Tests reading comprehension through 400-word passages from diverse sources — editorials, academic texts, literary criticism, and opinion pieces. No grammar or vocabulary is tested in isolation.
Tests the ability to identify and evaluate arguments. Passages present an argument, and questions ask about premises, conclusions, assumptions, and logical flaws. No formal logic (syllogisms, truth tables) is tested.
The lowest-weighted section but also the easiest to score full marks in. All questions are passage-based, typically involving data tables, charts, or graphs. The mathematics required is Class 10 level — arithmetic, percentages, ratios.
Across all five sections, the High-priority topics account for roughly 70-75% of CLAT questions based on analysis of papers from 2020 to 2026. A student who thoroughly covers all High-priority topics should be able to attempt 85-90 questions out of 120 with confidence. The Medium-priority topics add another 20-25 questions of coverage, and Low-priority topics account for the remaining 5-10 questions that vary year to year.
The most important topics for CLAT 2027 are Legal Reasoning (torts, contracts, constitutional law), Current Affairs (polity, judiciary, international relations from the past 12 months), English (reading comprehension and inference), Logical Reasoning (argument analysis), and Quantitative Techniques (data interpretation). Legal Reasoning and Current Affairs together carry over 50% of the marks.
Prioritise by weightage and difficulty.
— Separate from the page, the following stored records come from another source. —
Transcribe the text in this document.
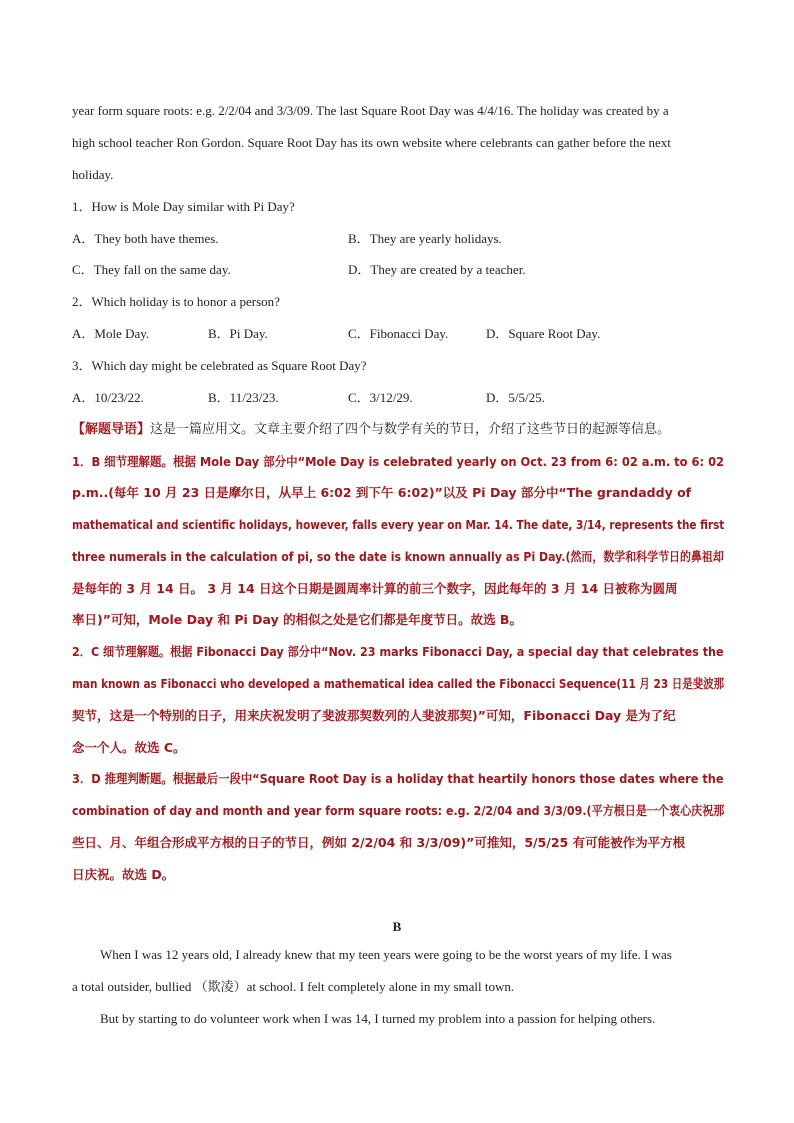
year form square roots: e.g. 2/2/04 and 3/3/09. The last Square Root Day was 4/4/16. The holiday was created by a
high school teacher Ron Gordon. Square Root Day has its own website where celebrants can gather before the next
holiday.
1．How is Mole Day similar with Pi Day?
A．They both have themes.	B．They are yearly holidays.
C．They fall on the same day.	D．They are created by a teacher.
2．Which holiday is to honor a person?
A．Mole Day.	B．Pi Day.	C．Fibonacci Day.	D．Square Root Day.
3．Which day might be celebrated as Square Root Day?
A．10/23/22.	B．11/23/23.	C．3/12/29.	D．5/5/25.
【解题导语】这是一篇应用文。文章主要介绍了四个与数学有关的节日，介绍了这些节日的起源等信息。
1．B 细节理解题。根据 Mole Day 部分中“Mole Day is celebrated yearly on Oct. 23 from 6: 02 a.m. to 6: 02
p.m..(每年 10 月 23 日是摩尔日，从早上 6:02 到下午 6:02)”以及 Pi Day 部分中“The grandaddy of
mathematical and scientific holidays, however, falls every year on Mar. 14. The date, 3/14, represents the first
three numerals in the calculation of pi, so the date is known annually as Pi Day.(然而，数学和科学节日的鼻祖却
是每年的 3 月 14 日。 3 月 14 日这个日期是圆周率计算的前三个数字，因此每年的 3 月 14 日被称为圆周
率日)”可知，Mole Day 和 Pi Day 的相似之处是它们都是年度节日。故选 B。
2．C 细节理解题。根据 Fibonacci Day 部分中“Nov. 23 marks Fibonacci Day, a special day that celebrates the
man known as Fibonacci who developed a mathematical idea called the Fibonacci Sequence(11 月 23 日是斐波那
契节，这是一个特别的日子，用来庆祝发明了斐波那契数列的人斐波那契)”可知，Fibonacci Day 是为了纪
念一个人。故选 C。
3．D 推理判断题。根据最后一段中“Square Root Day is a holiday that heartily honors those dates where the
combination of day and month and year form square roots: e.g. 2/2/04 and 3/3/09.(平方根日是一个衷心庆祝那
些日、月、年组合形成平方根的日子的节日，例如 2/2/04 和 3/3/09)”可推知，5/5/25 有可能被作为平方根
日庆祝。故选 D。
B
When I was 12 years old, I already knew that my teen years were going to be the worst years of my life. I was
a total outsider, bullied （欺凌）at school. I felt completely alone in my small town.
But by starting to do volunteer work when I was 14, I turned my problem into a passion for helping others.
Legal Reasoning (28-32 marks) and Current Affairs (28-32 marks) should get 50-60% of your preparation time. Within each section, focus on High priority topics first, then Medium, and cover Low priority topics only after the core is strong.
Yes. Every question in CLAT 2027 is passage-based. There are no standalone MCQs. This means topic knowledge alone is insufficient — you must be able to read a passage and apply concepts in context.